TRIBUNSOLO.COM, SOLO - Dewan Jaminan Sosial Nasional (DJSN) menyebut PT Taspen dan Badan Penyelenggara Jaminan Sosial (BPJS) Ketenagakerjaan perlu adanya duduk bersama untuk membahas pengelolaan program perlindungan jaminan sosial ketenagakerjaan bagi Pegawai Pemerintah dengan Perjanjian Kerja (PPPK) dan pekerja non Aparatur Sipil Negara (ASN).
Anggota DJSN dari unsur pemberi kerja, Soeprayitno menyebut sesuai dengan regulasi yang berlaku, pengelolaan program perlindungan jaminan sosial hanya diselenggarakan oleh Badan Penyelenggara Jaminan Sosial (BPJS) Ketenagakerjaan.
Yakni mengacu pada terbitnya Peraturan Pemerintah (PP) Nomor 49 Tahun 2018 tentang Manajemen PPPK.
"Di mana PP tersebut merupakan implementasi dari isi UU No 40 Tahun 2004 tentang Sistem Jaminan Sosial Nasional (SJSN) sudah menegaskan bahwa program perlindungan jaminan sosial ketenagakerjaan diselenggarakan oleh BPJS Ketenagakerjaan," katanya kepada wartawan, Senin (11/2/2019).
Ia mengatakan, berdasarkan UU SJSN dan UU Nomor 24 Tahun 2011 tentang BPJS, PT Taspen tidak termasuk dalam badan yang menyelenggarakan jaminan sosial.
Sehingga yang berhak untuk menyelenggarakan jaminan sosial berupa jaminan kematian dan kecelakaan kerja bagi ASN dan non-ASN adalah BPJS Ketenagakerjaan.
“PT Taspen mengklaim bahwa dia itu adalah BPJS untuk ASN, tapi di UU SJSN maupun BPJS, PT Taspen sendiri harus terintegrasi dengan BPJS," imbuhnya.

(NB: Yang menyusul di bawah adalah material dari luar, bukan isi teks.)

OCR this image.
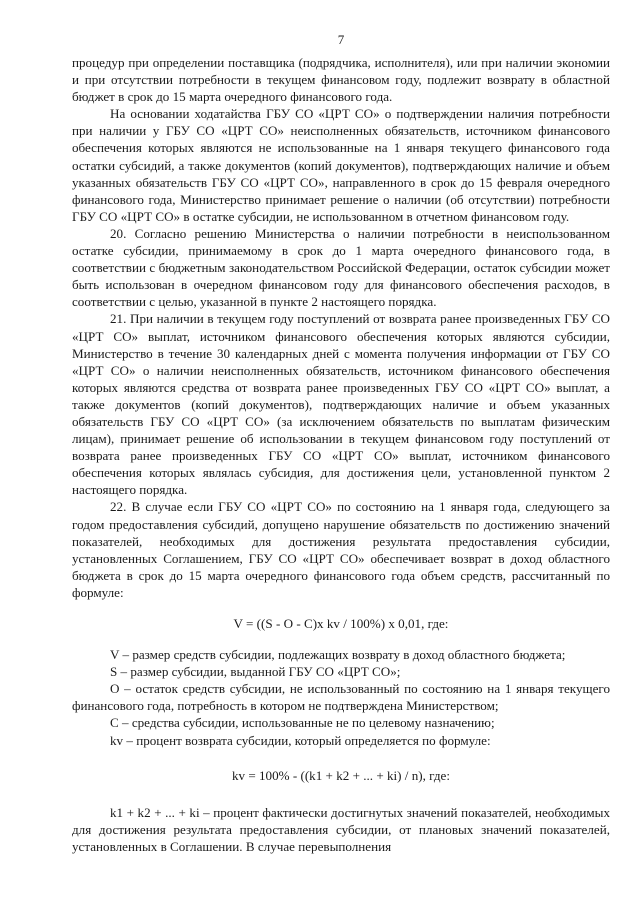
7

процедур при определении поставщика (подрядчика, исполнителя), или при наличии экономии и при отсутствии потребности в текущем финансовом году, подлежит возврату в областной бюджет в срок до 15 марта очередного финансового года.

На основании ходатайства ГБУ СО «ЦРТ СО» о подтверждении наличия потребности при наличии у ГБУ СО «ЦРТ СО» неисполненных обязательств, источником финансового обеспечения которых являются не использованные на 1 января текущего финансового года остатки субсидий, а также документов (копий документов), подтверждающих наличие и объем указанных обязательств ГБУ СО «ЦРТ СО», направленного в срок до 15 февраля очередного финансового года, Министерство принимает решение о наличии (об отсутствии) потребности ГБУ СО «ЦРТ СО» в остатке субсидии, не использованном в отчетном финансовом году.

20. Согласно решению Министерства о наличии потребности в неиспользованном остатке субсидии, принимаемому в срок до 1 марта очередного финансового года, в соответствии с бюджетным законодательством Российской Федерации, остаток субсидии может быть использован в очередном финансовом году для финансового обеспечения расходов, в соответствии с целью, указанной в пункте 2 настоящего порядка.

21. При наличии в текущем году поступлений от возврата ранее произведенных ГБУ СО «ЦРТ СО» выплат, источником финансового обеспечения которых являются субсидии, Министерство в течение 30 календарных дней с момента получения информации от ГБУ СО «ЦРТ СО» о наличии неисполненных обязательств, источником финансового обеспечения которых являются средства от возврата ранее произведенных ГБУ СО «ЦРТ СО» выплат, а также документов (копий документов), подтверждающих наличие и объем указанных обязательств ГБУ СО «ЦРТ СО» (за исключением обязательств по выплатам физическим лицам), принимает решение об использовании в текущем финансовом году поступлений от возврата ранее произведенных ГБУ СО «ЦРТ СО» выплат, источником финансового обеспечения которых являлась субсидия, для достижения цели, установленной пунктом 2 настоящего порядка.

22. В случае если ГБУ СО «ЦРТ СО» по состоянию на 1 января года, следующего за годом предоставления субсидий, допущено нарушение обязательств по достижению значений показателей, необходимых для достижения результата предоставления субсидии, установленных Соглашением, ГБУ СО «ЦРТ СО» обеспечивает возврат в доход областного бюджета в срок до 15 марта очередного финансового года объем средств, рассчитанный по формуле:

V = ((S - O - C)x kv / 100%) x 0,01, где:

V – размер средств субсидии, подлежащих возврату в доход областного бюджета;

S – размер субсидии, выданной ГБУ СО «ЦРТ СО»;

О – остаток средств субсидии, не использованный по состоянию на 1 января текущего финансового года, потребность в котором не подтверждена Министерством;

С – средства субсидии, использованные не по целевому назначению;

kv – процент возврата субсидии, который определяется по формуле:

kv = 100% - ((k1 + k2 + ... + ki) / n), где:

k1 + k2 + ... + ki – процент фактически достигнутых значений показателей, необходимых для достижения результата предоставления субсидии, от плановых значений показателей, установленных в Соглашении. В случае перевыполнения
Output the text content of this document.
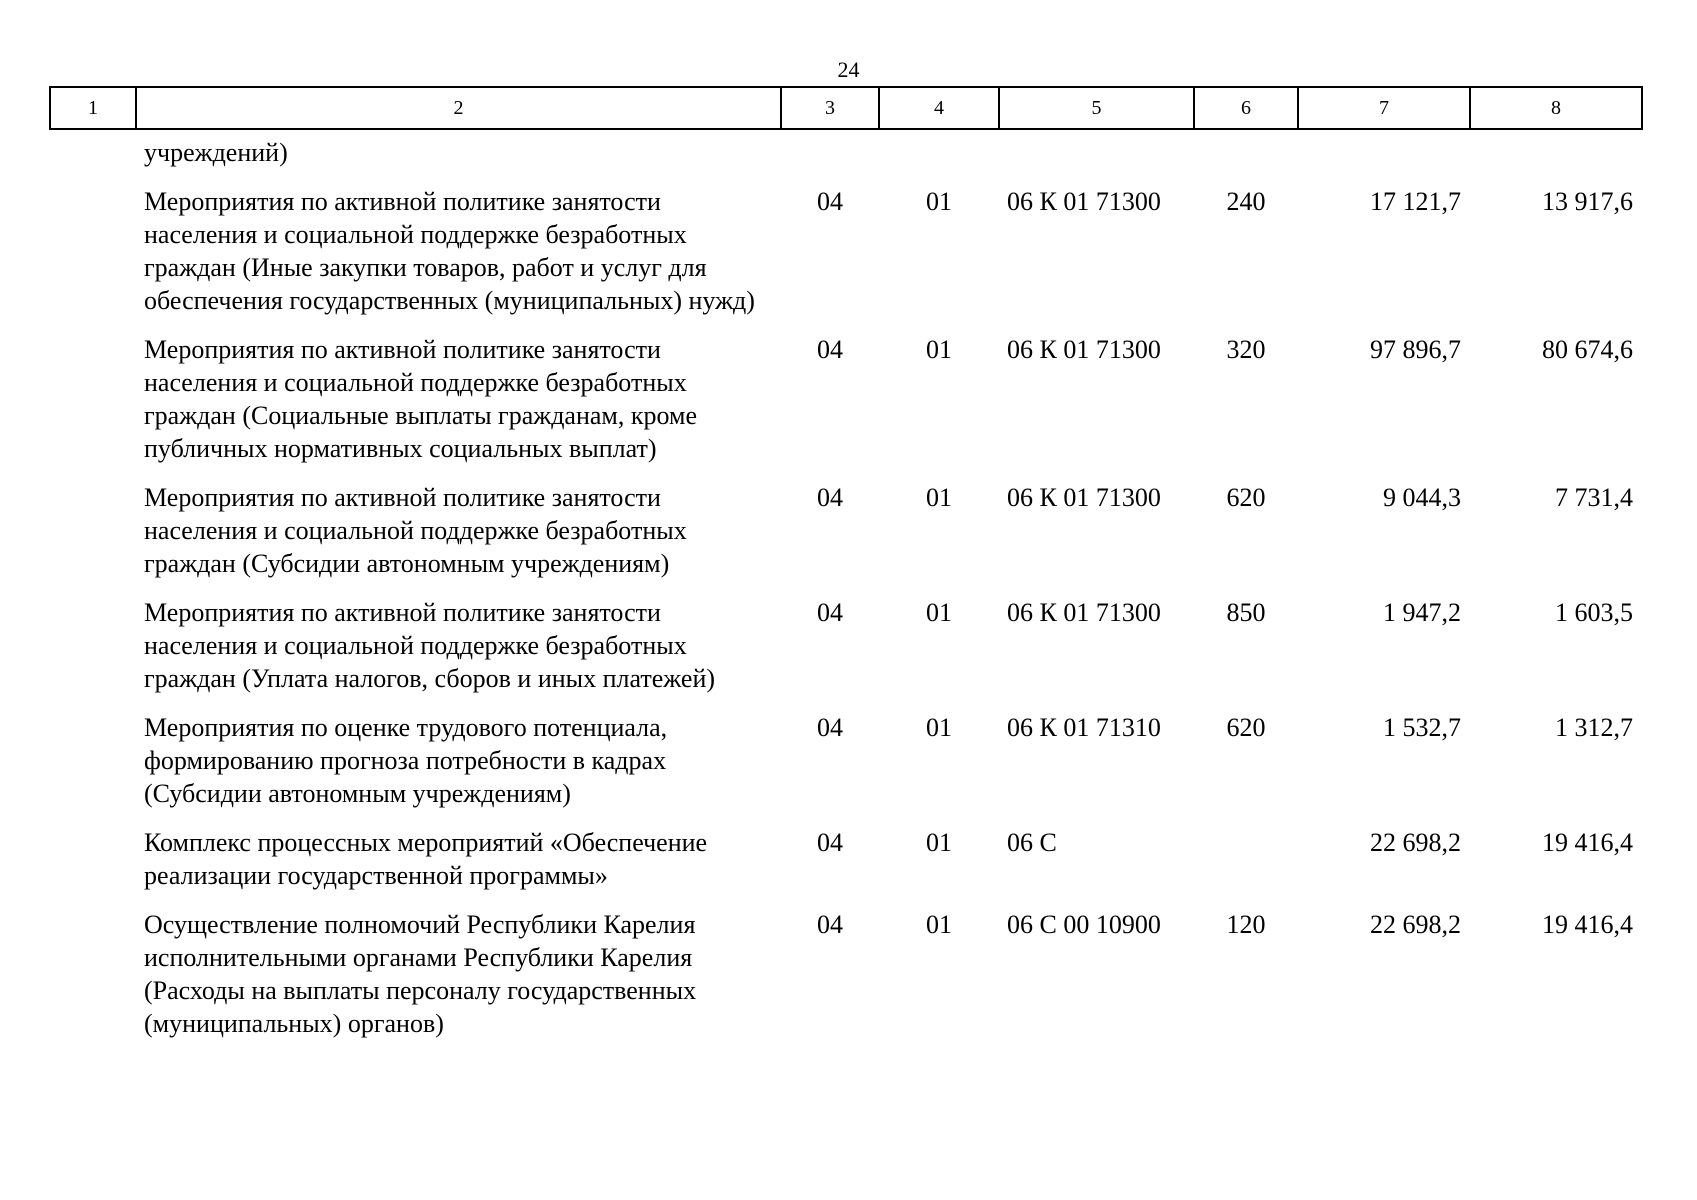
24
1	2	3	4	5	6	7	8
	учреждений)						
	Мероприятия по активной политике занятости населения и социальной поддержке безработных граждан (Иные закупки товаров, работ и услуг для обеспечения государственных (муниципальных) нужд)	04	01	06 К 01 71300	240	17 121,7	13 917,6
	Мероприятия по активной политике занятости населения и социальной поддержке безработных граждан (Социальные выплаты гражданам, кроме публичных нормативных социальных выплат)	04	01	06 К 01 71300	320	97 896,7	80 674,6
	Мероприятия по активной политике занятости населения и социальной поддержке безработных граждан (Субсидии автономным учреждениям)	04	01	06 К 01 71300	620	9 044,3	7 731,4
	Мероприятия по активной политике занятости населения и социальной поддержке безработных граждан (Уплата налогов, сборов и иных платежей)	04	01	06 К 01 71300	850	1 947,2	1 603,5
	Мероприятия по оценке трудового потенциала, формированию прогноза потребности в кадрах (Субсидии автономным учреждениям)	04	01	06 К 01 71310	620	1 532,7	1 312,7
	Комплекс процессных мероприятий «Обеспечение реализации государственной программы»	04	01	06 С		22 698,2	19 416,4
	Осуществление полномочий Республики Карелия исполнительными органами Республики Карелия (Расходы на выплаты персоналу государственных (муниципальных) органов)	04	01	06 С 00 10900	120	22 698,2	19 416,4
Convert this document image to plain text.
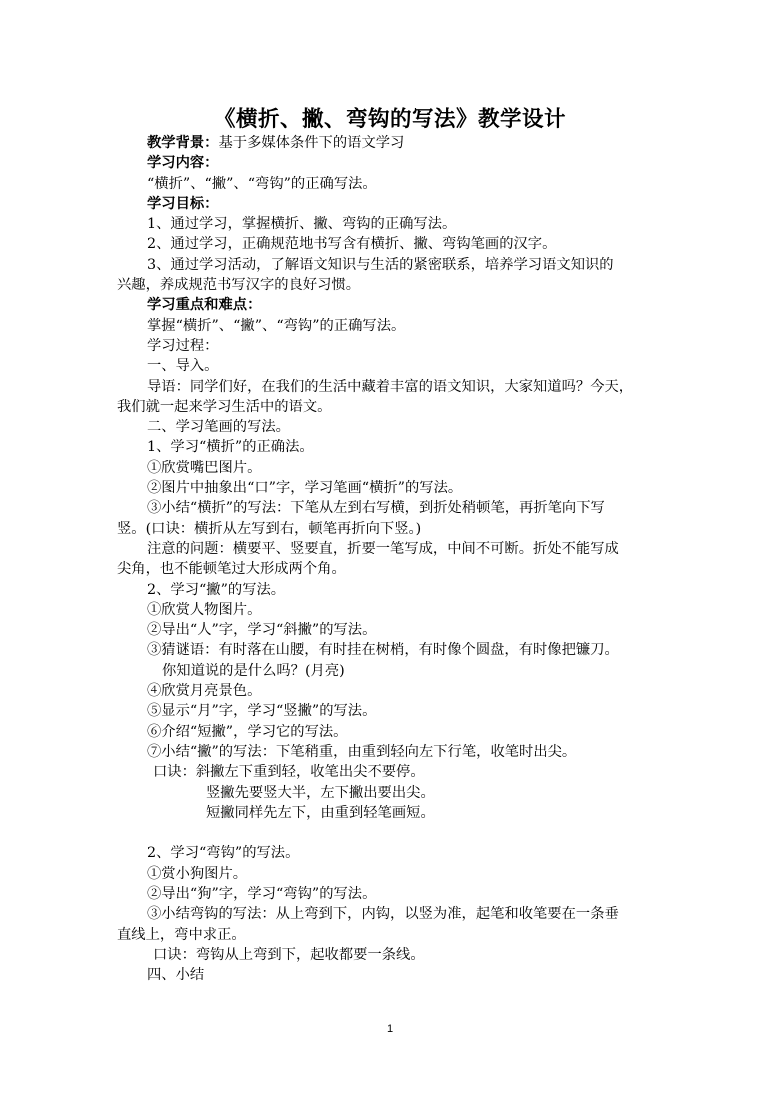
《横折、撇、弯钩的写法》教学设计
教学背景：基于多媒体条件下的语文学习
学习内容：
“横折”、“撇”、“弯钩”的正确写法。
学习目标：
1、通过学习，掌握横折、撇、弯钩的正确写法。
2、通过学习，正确规范地书写含有横折、撇、弯钩笔画的汉字。
3、通过学习活动，了解语文知识与生活的紧密联系，培养学习语文知识的
兴趣，养成规范书写汉字的良好习惯。
学习重点和难点：
掌握“横折”、“撇”、“弯钩”的正确写法。
学习过程：
一、导入。
导语：同学们好，在我们的生活中藏着丰富的语文知识，大家知道吗？今天，
我们就一起来学习生活中的语文。
二、学习笔画的写法。
1、学习“横折”的正确法。
①欣赏嘴巴图片。
②图片中抽象出“口”字，学习笔画“横折”的写法。
③小结“横折”的写法：下笔从左到右写横，到折处稍顿笔，再折笔向下写
竖。(口诀：横折从左写到右，顿笔再折向下竖。)
注意的问题：横要平、竖要直，折要一笔写成，中间不可断。折处不能写成
尖角，也不能顿笔过大形成两个角。
2、学习“撇”的写法。
①欣赏人物图片。
②导出“人”字，学习“斜撇”的写法。
③猜谜语：有时落在山腰，有时挂在树梢，有时像个圆盘，有时像把镰刀。
你知道说的是什么吗？(月亮)
④欣赏月亮景色。
⑤显示“月”字，学习“竖撇”的写法。
⑥介绍“短撇”，学习它的写法。
⑦小结“撇”的写法：下笔稍重，由重到轻向左下行笔，收笔时出尖。
口诀：斜撇左下重到轻，收笔出尖不要停。
竖撇先要竖大半，左下撇出要出尖。
短撇同样先左下，由重到轻笔画短。
2、学习“弯钩”的写法。
①赏小狗图片。
②导出“狗”字，学习“弯钩”的写法。
③小结弯钩的写法：从上弯到下，内钩，以竖为准，起笔和收笔要在一条垂
直线上，弯中求正。
口诀：弯钩从上弯到下，起收都要一条线。
四、小结
1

Pasalnya, jaminan dari BPJS Ketenagakerjaan sudah komprehensif ada jaminan kecelakaan kerja (JKK), jaminan kematian (JK), jaminan hari Tua (JHT) dan jaminan pensiun (JP).
Jika PT Taspen ingin mengelola jaminan sosial ketenagakerjaan untuk ASN, PPPK serta pekerja non ASN, menurutnya justru prosesnya menjadi lebih rumit.
Karena harus mengamandemen UU BPJS.
"Maka dari itu sangat perlu perlu dialog sehingga menemukan solusi terhadap jaminan sosial bagi ASN dan non-ASN," tutupnya. (*)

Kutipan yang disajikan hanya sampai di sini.